The global race to deploy AI is accelerating, but Suvianna Grecu, Founder of the AI for Change Foundation, warns that prioritising speed over governance could lead to a “trust crisis.” The danger, she says, isn’t AI itself—it’s the lack of robust structures to guide its rollout.
Powerful algorithms are increasingly making decisions about hiring, loans, healthcare, and even criminal justice, often without adequate bias testing or consideration of societal consequences. For many organisations, “AI ethics” is still a statement of values rather than an operational reality. Grecu stresses that accountability begins when a person—not just a policy—is responsible for outcomes.
Turning ethics into action
Grecu’s approach focuses on embedding ethical safeguards into development from the start. She advocates for concrete tools like design checklists, pre-deployment risk assessments, and cross-functional review boards that unite legal, technical, and policy expertise.
Her philosophy: treat ethical AI as a business-critical process, with clear ownership and repeatable, transparent procedures. The goal is to move ethics from theory to something tangible and measurable in daily work.
Shared responsibility between government and industry
Grecu believes governance can’t rest solely on regulators or corporations. Governments should set legal baselines and protect fundamental rights, while industry pushes beyond compliance through innovation, advanced auditing tools, and new safeguards.
Leaving rules entirely to lawmakers risks slowing progress, but leaving them to companies alone risks abuse. “Collaboration is the only sustainable route forward,” she says.
Protecting values in the AI era
Looking further ahead, Grecu highlights subtler risks—like emotional manipulation—that could undermine personal autonomy. She rejects the idea that AI is neutral, noting that systems reflect the data, objectives, and incentives we give them. Without deliberate intervention, AI will optimise for efficiency, scale, and profit—not justice, dignity, or democracy.
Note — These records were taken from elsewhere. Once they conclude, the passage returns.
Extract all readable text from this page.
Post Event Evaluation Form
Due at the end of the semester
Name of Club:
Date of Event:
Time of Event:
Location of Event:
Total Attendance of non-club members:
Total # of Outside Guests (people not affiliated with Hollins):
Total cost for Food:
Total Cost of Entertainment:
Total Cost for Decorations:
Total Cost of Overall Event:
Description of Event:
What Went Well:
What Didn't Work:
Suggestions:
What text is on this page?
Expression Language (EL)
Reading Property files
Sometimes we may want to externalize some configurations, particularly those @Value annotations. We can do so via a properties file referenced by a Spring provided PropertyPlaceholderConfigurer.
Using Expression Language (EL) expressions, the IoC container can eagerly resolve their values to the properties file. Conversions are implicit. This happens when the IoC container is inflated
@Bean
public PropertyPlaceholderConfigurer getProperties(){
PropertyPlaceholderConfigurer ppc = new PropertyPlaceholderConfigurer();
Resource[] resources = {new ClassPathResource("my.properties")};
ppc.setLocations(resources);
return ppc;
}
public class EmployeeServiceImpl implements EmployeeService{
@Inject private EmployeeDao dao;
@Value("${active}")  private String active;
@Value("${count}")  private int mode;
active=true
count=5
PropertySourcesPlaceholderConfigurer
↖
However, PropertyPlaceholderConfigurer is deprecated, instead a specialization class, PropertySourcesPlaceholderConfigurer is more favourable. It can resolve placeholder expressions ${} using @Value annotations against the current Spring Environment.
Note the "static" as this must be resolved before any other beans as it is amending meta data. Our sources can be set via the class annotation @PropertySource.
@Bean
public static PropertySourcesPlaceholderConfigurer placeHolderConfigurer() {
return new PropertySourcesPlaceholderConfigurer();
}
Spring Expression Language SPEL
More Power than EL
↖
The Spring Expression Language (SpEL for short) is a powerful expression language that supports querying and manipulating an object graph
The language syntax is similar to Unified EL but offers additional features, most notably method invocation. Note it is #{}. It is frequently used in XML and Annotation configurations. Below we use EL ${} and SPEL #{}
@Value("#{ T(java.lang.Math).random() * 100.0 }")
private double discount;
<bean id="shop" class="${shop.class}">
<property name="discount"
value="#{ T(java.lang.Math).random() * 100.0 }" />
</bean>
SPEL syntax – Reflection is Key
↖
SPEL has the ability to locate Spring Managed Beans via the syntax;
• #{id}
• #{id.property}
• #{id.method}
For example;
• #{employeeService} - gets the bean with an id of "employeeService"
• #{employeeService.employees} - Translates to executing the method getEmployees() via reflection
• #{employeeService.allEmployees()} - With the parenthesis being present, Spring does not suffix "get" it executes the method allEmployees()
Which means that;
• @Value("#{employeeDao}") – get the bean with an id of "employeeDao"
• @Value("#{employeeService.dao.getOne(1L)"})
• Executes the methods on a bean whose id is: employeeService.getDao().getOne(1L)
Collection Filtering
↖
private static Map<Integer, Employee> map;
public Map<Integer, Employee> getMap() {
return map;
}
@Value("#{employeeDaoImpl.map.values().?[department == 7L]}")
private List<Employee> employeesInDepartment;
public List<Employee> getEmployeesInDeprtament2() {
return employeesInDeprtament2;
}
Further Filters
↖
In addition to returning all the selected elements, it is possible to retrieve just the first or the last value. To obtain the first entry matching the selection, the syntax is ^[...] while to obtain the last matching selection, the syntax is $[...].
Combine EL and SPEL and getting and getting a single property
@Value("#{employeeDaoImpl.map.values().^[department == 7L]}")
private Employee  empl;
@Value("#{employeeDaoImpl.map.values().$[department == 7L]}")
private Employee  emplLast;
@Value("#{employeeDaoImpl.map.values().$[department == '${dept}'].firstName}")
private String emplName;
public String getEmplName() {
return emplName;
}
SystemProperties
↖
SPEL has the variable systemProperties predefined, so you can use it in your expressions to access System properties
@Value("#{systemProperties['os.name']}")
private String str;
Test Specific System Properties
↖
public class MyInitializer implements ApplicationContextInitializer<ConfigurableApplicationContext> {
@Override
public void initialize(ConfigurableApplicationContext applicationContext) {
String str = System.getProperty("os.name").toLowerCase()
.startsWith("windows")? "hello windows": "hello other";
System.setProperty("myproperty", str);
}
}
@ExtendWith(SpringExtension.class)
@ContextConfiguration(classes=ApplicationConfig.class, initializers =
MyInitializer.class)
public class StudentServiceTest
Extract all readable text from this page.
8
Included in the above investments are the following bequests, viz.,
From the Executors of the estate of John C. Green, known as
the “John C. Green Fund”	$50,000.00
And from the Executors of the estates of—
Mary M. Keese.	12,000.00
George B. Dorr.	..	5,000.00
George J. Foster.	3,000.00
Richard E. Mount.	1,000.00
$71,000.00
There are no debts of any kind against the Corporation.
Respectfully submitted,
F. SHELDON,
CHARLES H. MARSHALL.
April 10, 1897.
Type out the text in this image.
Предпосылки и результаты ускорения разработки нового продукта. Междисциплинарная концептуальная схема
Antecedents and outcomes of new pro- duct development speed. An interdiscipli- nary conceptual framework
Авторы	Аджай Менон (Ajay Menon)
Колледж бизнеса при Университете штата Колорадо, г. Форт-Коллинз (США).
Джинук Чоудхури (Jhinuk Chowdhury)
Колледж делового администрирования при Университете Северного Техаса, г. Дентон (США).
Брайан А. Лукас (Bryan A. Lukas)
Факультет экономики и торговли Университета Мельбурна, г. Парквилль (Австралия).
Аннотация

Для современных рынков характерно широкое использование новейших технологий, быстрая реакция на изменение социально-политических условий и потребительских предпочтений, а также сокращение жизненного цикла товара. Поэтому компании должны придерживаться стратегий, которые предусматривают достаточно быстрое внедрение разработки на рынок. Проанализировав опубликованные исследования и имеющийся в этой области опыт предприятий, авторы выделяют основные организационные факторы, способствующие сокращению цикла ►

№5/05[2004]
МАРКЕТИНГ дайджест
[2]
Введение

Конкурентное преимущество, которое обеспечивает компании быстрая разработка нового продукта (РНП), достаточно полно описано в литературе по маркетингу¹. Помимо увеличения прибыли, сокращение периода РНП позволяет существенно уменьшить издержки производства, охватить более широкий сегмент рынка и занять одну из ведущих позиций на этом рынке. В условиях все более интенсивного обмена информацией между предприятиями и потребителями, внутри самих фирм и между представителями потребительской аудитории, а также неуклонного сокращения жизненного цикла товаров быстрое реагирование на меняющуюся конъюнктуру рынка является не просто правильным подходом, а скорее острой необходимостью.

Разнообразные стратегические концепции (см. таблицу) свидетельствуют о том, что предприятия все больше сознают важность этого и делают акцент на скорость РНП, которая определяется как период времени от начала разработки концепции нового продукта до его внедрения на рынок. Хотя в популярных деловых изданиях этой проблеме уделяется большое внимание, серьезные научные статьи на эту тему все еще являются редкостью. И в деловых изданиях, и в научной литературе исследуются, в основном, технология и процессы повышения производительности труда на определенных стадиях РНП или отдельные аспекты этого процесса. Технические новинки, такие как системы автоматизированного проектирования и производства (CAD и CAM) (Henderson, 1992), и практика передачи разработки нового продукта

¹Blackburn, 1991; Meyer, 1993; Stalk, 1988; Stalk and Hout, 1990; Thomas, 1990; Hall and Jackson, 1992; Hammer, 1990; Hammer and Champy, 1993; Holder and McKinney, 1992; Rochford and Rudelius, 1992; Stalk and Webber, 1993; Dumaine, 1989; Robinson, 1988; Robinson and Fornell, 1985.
For Europe, she sees a chance to embed values such as human rights, transparency, sustainability, and fairness at every stage—policy, design, and deployment. The aim isn’t to slow innovation but to ensure technology evolves in alignment with human priorities.
Building a future people can trust
Through her foundation’s workshops and leadership at the AI & Big Data Expo Europe, Grecu is working to ensure AI remains human-centred. Her message is clear: we must shape AI’s trajectory now, before it shapes us.